Medical Data Sharing: Improving Journal Policy Guidance

SUMMARY
Increasingly funders, institutions and publishers are requiring authors to share data linked to their articles. To facilitate this many publishers have created data sharing policies to guide authors on the minimum requirements for sharing in a specific journal. However, often these policies are very general in their examples of data types and suggested repositories. This has been effective for illustrating best practice for many authors but not all. Where policies are unclear or inconsistent, this can create barriers to participation and compliance.
A survey of pharmaceutical companies conducted by Open Pharma in 2023 found that data sharing policies of medical journals were not fit for purpose, with the majority of companies reporting that they did not have enough specific information to understand journal requirements when preparing their submissions.
This lack of clarity can create inequities in the research system, where researchers or organisations with more policy expertise or resources are better able to interpret requirements than others.
Colleagues from Taylor & Francis were part of the Open Pharma working group and took the findings to STM to propose a working group to tackle this problem and specifically create data sharing guidance aimed at medical and health sciences research.

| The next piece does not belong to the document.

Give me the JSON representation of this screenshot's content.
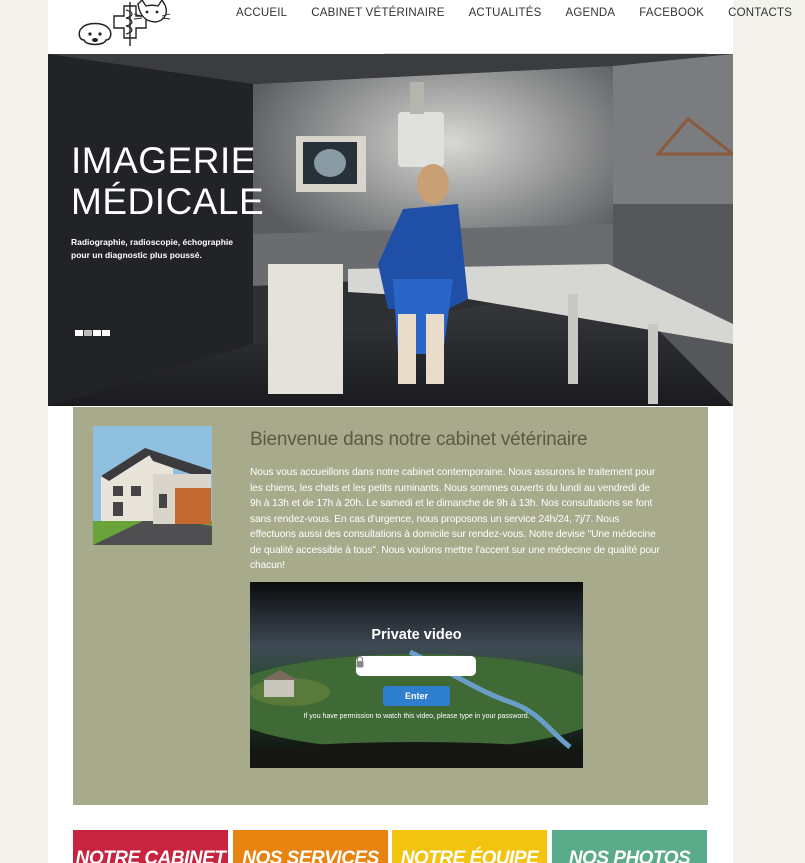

This resulted in a new set of guidance aimed at journal publishers, based on the RDA data sharing policy framework. This guide is designed to improve clarity, transparency and usability of journal policies giving publishers key information and questions to help them update their journal policies and author instructions.

WHAT ACTIONS WERE TAKEN?
- To create the guidance, workshops were held with a range of publishers (T&F, Wiley, Science, Elsevier, BMJ, OUP and PLOS) to understand their current policy provision and questions they receive from journal editors and authors.
- Additional workshops were held with representatives from pharma companies (GSK, Novartis, Gilead, Alpha Sigma, as well as Open Pharma and Pistoia Alliance) to understand the specifics of their challenges and to elaborate on the results of the earlier survey.
- A small group of publishers then took the workshop outputs to create the new guidance document. This was an iterative process, experimenting with different formats and structures, with feedback from experts.
- Ultimately, a guidance document for publishers was created rather than a new data sharing policy. The work was inspired by RDA data policy structure as an organising principle.
This approach ensured the guidance built on existing international frameworks and focused on improving the clarity and accessibility of data sharing policies. Importantly, key stakeholders fed into the process and built on existing work in this area – avoiding creating another new standard or structure in this space.